Pauline Bureau - Hors la loi
Titre : Hors la loi
Texte et mise en scène : Pauline Bureau
Théâtre : Comédie-Française, Vieux-Colombier
Note : 9/10
Hors la loi retrace le fameux procès de Bobigny, au cours duquel Gisèle Halimi défendit la jeune Marie-Claire Chevalier, alors âgée de dix-sept ans et accusée d’avortement. Le procès se conclut par l’acquittement de la jeune femme et fut un événement majeur dans le combat des femmes pour la légalisation de l’avortement.
Après Les Amis de Paul, il faut reconnaître que la Comédie Française envoie des paillettes plein les yeux. La mise en scène dispose de plus de moyens, et les acteurs ont assurément plus de panache. Si quelqu’un peut m’expliquer comment les murs du tribunal devenaient transparents à certains moments de la pièce, j’apprécierais beaucoup, parce que je n’ai pas la moinde idée de comment ils s’y sont pris. Enfin, je m’égare.
Au cours de l’été 1971, Marie-Claire sort avec Daniel, un copain, qui la prend en voiture, lui fait écouter des disques chez lui, et la viole. Michèle, sa mère, finit par comprendre de quoi il retourne quand la jeune fille lui avoue avoir des « troubles » quelques semaines plus tard, et l’emmène consulter un médecin. Marie-Claire est enceinte, et dévastée en apprenant la nouvelle. Michèle cherche avec ardeur quelqu’un qui pourrait la faire avorter, et finit par trouver Madame Bambuck, qui réalisera l’acte—illégal à l’époque. Daniel les dénonce et Michèle et Marie-Claire sont arrêtées. Michèle contacte alors Gisèle Halimi, avocate et militante féministe, laquelle accepte de plaider en leur défense, et plus encore : elle compte transformer le procès de Marie-Claire en un procès politique de l’avortement.
Pendant la pièce, j’ai trouvé quelques monologues superflus. Je dirais même que raconter l’histoire à travers une Marie-Claire âgée était absolument dispensable, car la fin aurait eu beaucoup plus de poids si elle avait coïncidé avec le verdict du tribunal. En outre, certains passages musicaux étaient d’une utilité douteuse ; parfois, le silence est un choix plus pertinent que tout autre.
À l’inverse, la scène où Marie-Claire prend conscience qu’elle est enceinte m’a particulièrement ému : Coraly Zahonero et Claire de la Rüe du Can ont joué mère et fille avec une authenticité poignante.
Et surtout, la scène du procès à elle seule justifie d’aller voir cette pièce.

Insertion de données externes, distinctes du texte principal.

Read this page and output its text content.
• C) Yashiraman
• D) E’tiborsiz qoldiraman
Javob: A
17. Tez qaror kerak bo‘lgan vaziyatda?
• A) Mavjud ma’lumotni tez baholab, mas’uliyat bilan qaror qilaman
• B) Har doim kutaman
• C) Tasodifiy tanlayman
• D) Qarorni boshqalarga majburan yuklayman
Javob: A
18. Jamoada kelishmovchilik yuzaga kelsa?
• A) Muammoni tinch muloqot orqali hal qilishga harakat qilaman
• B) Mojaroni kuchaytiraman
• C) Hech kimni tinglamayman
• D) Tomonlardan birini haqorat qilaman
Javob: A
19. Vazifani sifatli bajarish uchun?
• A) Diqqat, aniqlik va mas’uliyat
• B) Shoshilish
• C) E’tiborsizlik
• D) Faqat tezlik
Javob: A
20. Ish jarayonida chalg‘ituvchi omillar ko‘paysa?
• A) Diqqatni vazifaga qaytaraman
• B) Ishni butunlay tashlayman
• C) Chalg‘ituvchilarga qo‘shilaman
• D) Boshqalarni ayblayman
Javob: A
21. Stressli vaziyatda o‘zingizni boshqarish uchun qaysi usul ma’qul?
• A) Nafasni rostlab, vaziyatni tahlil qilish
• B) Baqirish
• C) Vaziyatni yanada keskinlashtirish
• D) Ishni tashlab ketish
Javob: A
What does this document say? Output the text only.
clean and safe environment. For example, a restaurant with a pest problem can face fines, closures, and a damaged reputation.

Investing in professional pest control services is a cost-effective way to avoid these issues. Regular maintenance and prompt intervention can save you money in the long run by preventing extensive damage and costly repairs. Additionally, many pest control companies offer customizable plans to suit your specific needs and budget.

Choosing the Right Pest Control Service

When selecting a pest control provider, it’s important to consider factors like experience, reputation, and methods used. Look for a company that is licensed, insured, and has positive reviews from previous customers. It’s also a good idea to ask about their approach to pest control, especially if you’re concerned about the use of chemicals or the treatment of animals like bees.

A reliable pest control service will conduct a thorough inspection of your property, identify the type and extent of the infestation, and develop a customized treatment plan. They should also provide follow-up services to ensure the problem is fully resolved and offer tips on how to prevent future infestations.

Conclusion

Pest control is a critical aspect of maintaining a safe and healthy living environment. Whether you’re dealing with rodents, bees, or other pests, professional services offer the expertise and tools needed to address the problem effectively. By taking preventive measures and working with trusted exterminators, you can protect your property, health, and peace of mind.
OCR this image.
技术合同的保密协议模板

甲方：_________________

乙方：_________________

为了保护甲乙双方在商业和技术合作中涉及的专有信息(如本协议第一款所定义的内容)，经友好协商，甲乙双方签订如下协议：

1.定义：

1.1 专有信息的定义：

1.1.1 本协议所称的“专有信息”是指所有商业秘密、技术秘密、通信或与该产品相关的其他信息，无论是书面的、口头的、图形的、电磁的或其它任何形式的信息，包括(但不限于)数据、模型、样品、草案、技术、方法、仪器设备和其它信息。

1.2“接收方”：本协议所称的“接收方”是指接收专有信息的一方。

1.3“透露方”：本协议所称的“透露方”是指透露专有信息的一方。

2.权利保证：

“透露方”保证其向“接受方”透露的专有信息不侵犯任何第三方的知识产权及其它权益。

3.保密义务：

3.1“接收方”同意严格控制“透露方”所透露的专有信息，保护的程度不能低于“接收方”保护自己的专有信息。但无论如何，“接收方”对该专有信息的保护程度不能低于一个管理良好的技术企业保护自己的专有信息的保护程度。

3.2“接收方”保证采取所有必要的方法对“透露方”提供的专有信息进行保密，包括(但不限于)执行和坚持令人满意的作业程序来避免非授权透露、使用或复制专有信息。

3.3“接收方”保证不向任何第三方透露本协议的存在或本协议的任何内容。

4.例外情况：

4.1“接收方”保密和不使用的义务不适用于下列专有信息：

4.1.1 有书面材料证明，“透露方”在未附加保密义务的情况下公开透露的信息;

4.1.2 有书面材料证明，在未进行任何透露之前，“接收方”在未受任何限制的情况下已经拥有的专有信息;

Françoise Gillard interprète Gisèle Halimi avec une verve qui ne pâlirait pas face à celle de l’avocate. Je dois avouer que je n’étais pas familier avec la vie d’Halimi, mais je suis admiratif de la détermination dont elle a fait preuve lors de ce procès et de l’éloquente plaidoirie qu’elle fit devant le tribunal—reproduite à l’identique dans la pièce. Les commentaires du procureur m’ont parfois fait grincer des dents, mais il faut bien se replacer dans le contexte de l’époque. Le témoignage de la jeune femme qui n’a pu avorter et dut être placée dans un foyer de maternité m’a glacé le sang. J’ai constaté avec indignation l’humiliation qu’ont subies tant de femmes pendant si longtemps. L’intervention de Delphine Seyrig, qui déclare impunément devant les juges avoir avorté deux fois, m’a insufflé une part de l’espoir qui emplissait la lutte de ces femmes pour la reconquête de leurs corps. Enfin, la plaidoirie de Gisèle Halimi, sûrement un brin plus théâtralisée qu’elle ne le fut réellement, m’a captivé. J’ai du mal à me dire que la vraie Halimi a déclamé ce même texte qui m’a tenu en haleine pendant plusieurs minutes : cela tient presque de la fiction.
L’annonce du président de la relaxe de Marie-Claire, couplée aux images des manifestants diffusées sur les murs et à la vue de cette même Marie-Claire restée debout sur scène, m’a donné des frissons, de ceux qu’on ressent quand on assiste à quelque chose de grandiose. Quand on sait que, juste devant soi, s’est déroulé un événement qui marquera l’histoire.
Le théâtre existe pour nous permettre de ressentir des émotions intenses, de recevoir la fameuse catharsis. Il existe pourtant des individus qui, non contents d’être simples spectateurs, montent sur la scène du monde et créent leur propre pièce. Gisèle Halimi était, de ce point de vue, une actrice remarquable.